Editorial

New Care England project to challenge care home prejudice

There is a widespread misconception that working in a nursing home is relentlessly hard and unrewarding. Now, a project being run by Care England has sought to challenge these prejudices.

Care homes rarely receive a positive press, and nurses working in the sector often report feeling undervalued and downtrodden.

There is a widespread misconception that working in a nursing home is relentlessly hard and unrewarding, with little on offer in terms of personal and professional development.

A project being run by Care England with support from the Foundation of Nursing Studies has sought to challenge these prejudices. Five pilot sites were designated as Teaching Care Homes, with the aim of creating a healthy learning environment, improving care outcomes and creating a sustainable workforce.

Part of the plan included moves to make a career in the sector attractive to undergraduate nursing students, who might otherwise be drawn to more traditional roles in the secondary care sector.

Positive stories 

One year in, and the results are encouraging.

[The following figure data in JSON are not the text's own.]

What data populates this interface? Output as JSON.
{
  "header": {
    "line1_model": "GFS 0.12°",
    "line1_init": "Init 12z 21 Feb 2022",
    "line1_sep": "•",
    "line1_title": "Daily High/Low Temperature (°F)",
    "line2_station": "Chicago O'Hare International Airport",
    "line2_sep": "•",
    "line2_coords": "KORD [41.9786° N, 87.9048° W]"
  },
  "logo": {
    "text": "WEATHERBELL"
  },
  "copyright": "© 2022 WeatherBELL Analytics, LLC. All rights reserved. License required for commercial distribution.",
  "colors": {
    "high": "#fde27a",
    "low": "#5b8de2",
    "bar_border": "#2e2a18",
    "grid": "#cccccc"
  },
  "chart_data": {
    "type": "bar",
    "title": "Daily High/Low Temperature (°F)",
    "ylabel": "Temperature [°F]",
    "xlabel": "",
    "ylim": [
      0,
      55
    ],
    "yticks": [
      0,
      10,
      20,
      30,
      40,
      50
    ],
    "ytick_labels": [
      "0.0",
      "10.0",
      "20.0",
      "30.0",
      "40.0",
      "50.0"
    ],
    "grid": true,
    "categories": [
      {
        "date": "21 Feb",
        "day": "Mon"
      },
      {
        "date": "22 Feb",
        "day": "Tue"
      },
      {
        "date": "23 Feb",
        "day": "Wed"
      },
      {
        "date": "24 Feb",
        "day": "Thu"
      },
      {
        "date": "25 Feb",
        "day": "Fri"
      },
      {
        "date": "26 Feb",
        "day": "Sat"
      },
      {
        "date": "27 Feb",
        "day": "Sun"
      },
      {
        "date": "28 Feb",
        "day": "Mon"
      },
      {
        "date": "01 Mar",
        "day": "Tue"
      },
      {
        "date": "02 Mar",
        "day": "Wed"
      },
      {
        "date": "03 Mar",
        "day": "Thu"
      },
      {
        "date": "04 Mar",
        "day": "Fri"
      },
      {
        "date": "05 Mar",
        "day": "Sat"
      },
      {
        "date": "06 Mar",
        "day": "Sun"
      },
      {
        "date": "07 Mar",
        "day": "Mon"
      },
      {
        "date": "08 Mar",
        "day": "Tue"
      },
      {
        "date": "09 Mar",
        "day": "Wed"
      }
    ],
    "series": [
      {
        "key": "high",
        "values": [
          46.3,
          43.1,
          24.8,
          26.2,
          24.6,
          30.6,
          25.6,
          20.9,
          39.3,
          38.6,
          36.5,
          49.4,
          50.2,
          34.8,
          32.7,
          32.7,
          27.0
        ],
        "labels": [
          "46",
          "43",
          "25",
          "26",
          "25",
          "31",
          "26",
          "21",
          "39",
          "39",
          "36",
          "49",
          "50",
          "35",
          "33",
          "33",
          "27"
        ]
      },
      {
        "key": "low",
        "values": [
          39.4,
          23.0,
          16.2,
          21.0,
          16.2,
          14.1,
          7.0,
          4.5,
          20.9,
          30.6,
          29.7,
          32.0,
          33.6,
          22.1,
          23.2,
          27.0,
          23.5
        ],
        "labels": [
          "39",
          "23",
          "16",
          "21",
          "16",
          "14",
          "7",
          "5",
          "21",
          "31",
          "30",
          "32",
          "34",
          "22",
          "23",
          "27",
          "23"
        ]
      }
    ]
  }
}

At one of the sites in Northumberland, residents achieved healthier weights through a scheme that made changes to meal times, the heat of food served and even the type of tablecloth.

At another site in North Yorkshire, nurses recruited from overseas were given targeted help with language skills, leading to an improvement in communication.

It is refreshing to read positive stories about nursing in care homes. The sector is unfairly maligned, to the point where staff are understandably reluctant to show pride in their work. Yet without them, the NHS as a whole would be in even greater difficulty.